COVID-19 CNA Trentino: dopo il 3 maggio tutta l’economia deve ripartire

Anche nella giornata di lunedì 20 Aprile 2020 è rimasta stabile la percentuale dei nuovi contagi attorno al 7%  (53 per la precisione) su 689 tamponi eseguiti ed il Presidente Fugatti ha, altresì, comunicato che partirà la prossima settimana il progetto dei test sierologici (prelievi) sul personale sanitario a Rovereto.

A livello economico, è previsto l’incontro delle categorie produttive e del personale Provinciale per decidere in merito ai sostegni economici. Per promuovere le funzioni della Provincia di Trento sono necessari sostegni, essendo mancata la finalità per la quale è stato posto in essere il Patto di Milano nel 2009.È stato sottolineato dal Presidente Fugatti che bisogna credere nella Fase 2 e  che sarà tanto più importante portarla avanti, quanto più importante sarà la prevenzione dei lavoratori.

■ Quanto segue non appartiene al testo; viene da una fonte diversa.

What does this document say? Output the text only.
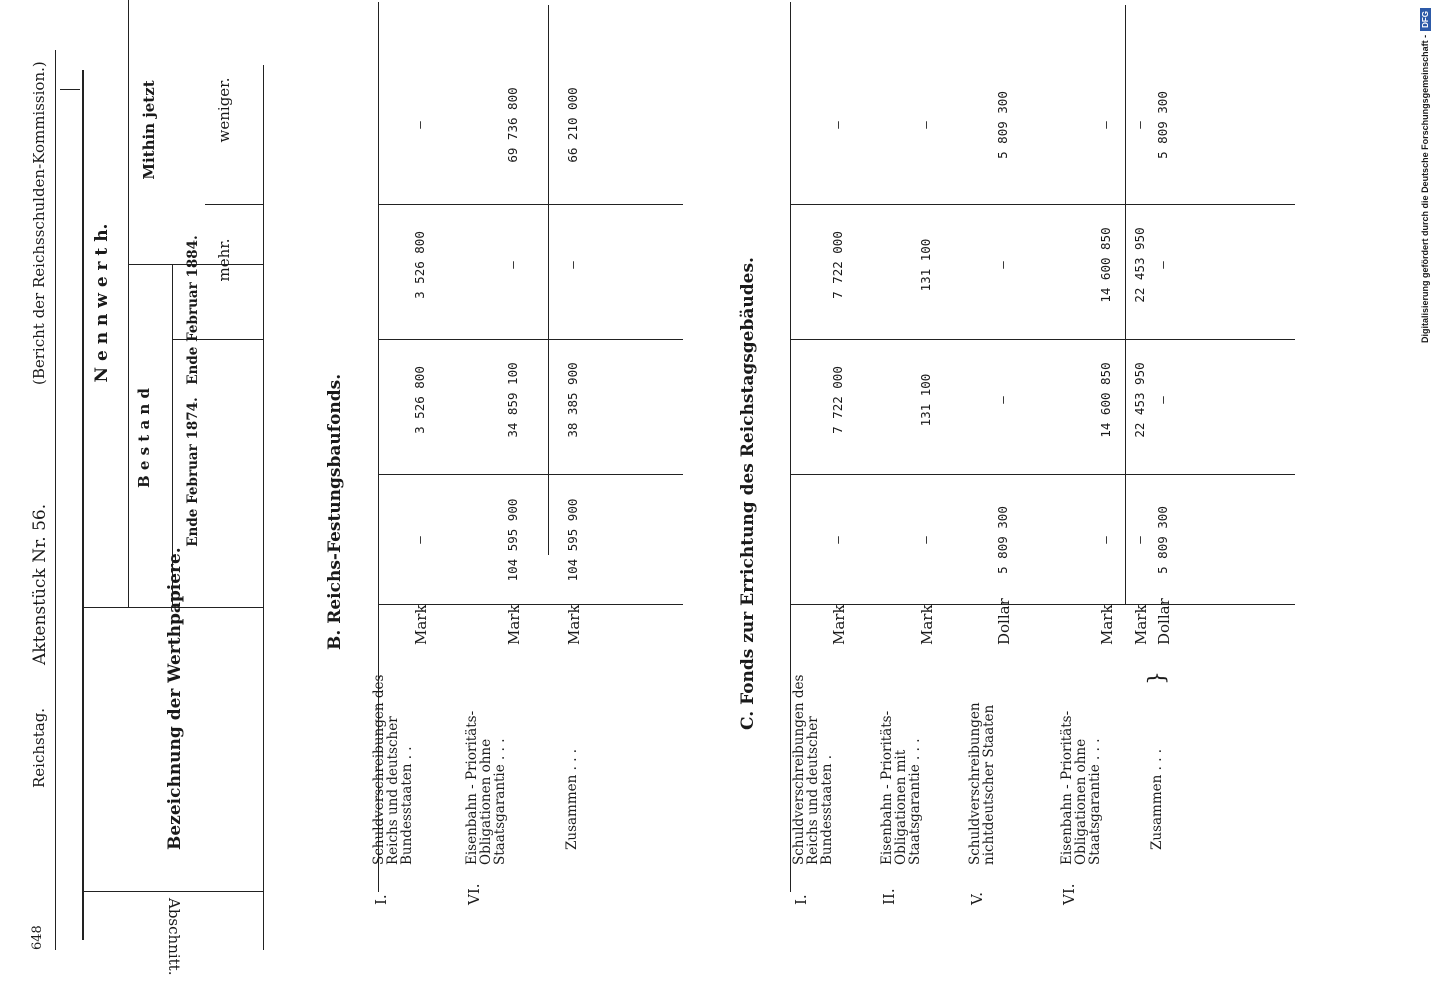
648
Reichstag.
Aktenstück Nr. 56.
(Bericht der Reichsschulden-Kommission.)
Abschnitt.
Bezeichnung der Werthpapiere.
N e n n w e r t h.
B e s t a n d Ende Februar 1874.
Ende Februar 1884.
Mithin jetzt
mehr.
weniger.
B. Reichs-Festungsbaufonds.
I.
Schuldverschreibungen des Reichs und deutscher Bundesstaaten . .
Mark
—
3 526 800
3 526 800
—
VI.
Eisenbahn - Prioritäts-Obligationen ohne Staatsgarantie . . .
Mark
104 595 900
34 859 100
—
69 736 800
Zusammen . . .
Mark
104 595 900
38 385 900
—
66 210 000
C. Fonds zur Errichtung des Reichstagsgebäudes.
I.
Schuldverschreibungen des Reichs und deutscher Bundesstaaten .
Mark
—
7 722 000
7 722 000
—
II.
Eisenbahn - Prioritäts-Obligationen mit Staatsgarantie . . .
Mark
—
131 100
131 100
—
V.
Schuldverschreibungen nichtdeutscher Staaten
Dollar
5 809 300
—
—
5 809 300
VI.
Eisenbahn - Prioritäts-Obligationen ohne Staatsgarantie . . .
Mark
—
14 600 850
14 600 850
—
Zusammen . . .
}
Mark Dollar
— 5 809 300
22 453 950 —
22 453 950 —
— 5 809 300	Digitalisierung gefördert durch die Deutsche Forschungsgemeinschaft -DFG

Per quanto ci riguarda, Fase 2 non può essere caos.Siamo stufi di notizie e smentite.

La politica deve prendere una decisione ora definitiva e chiara che può essere solo che dopo  il 3 maggio si riapre tutti. Devono essere definite delle linee guida semplici e praticabili che non comportino alle aziende procedure assurde ed inutili volte solo a compilare carte, sviluppare burocrazia e spendere soldi in consulenti.

L’attenzione va posta agli imprenditori, specialmente quelli delle piccole aziende, la salute propria, dei collaboratori e dei dipendenti , e questo, deve essere il focus giornaliero. Le aziende devo prepararsi alla ripartenza, preparare attrezzature, turnistica, dispositivi etc  per fare questo devono sapere ora e subito che dopo il 3 maggio si riparte. 

Una partenza scaglionata non è possibile creerebbe diseconomia in molte attività, tutto il sistema economico è in filiera e quindi deve ripartire.

Ripartire si può e si deve dopo il 3 maggio, lasciate lavorare le aziende, le aziende sanno operare nel rispetto e tutela della salute.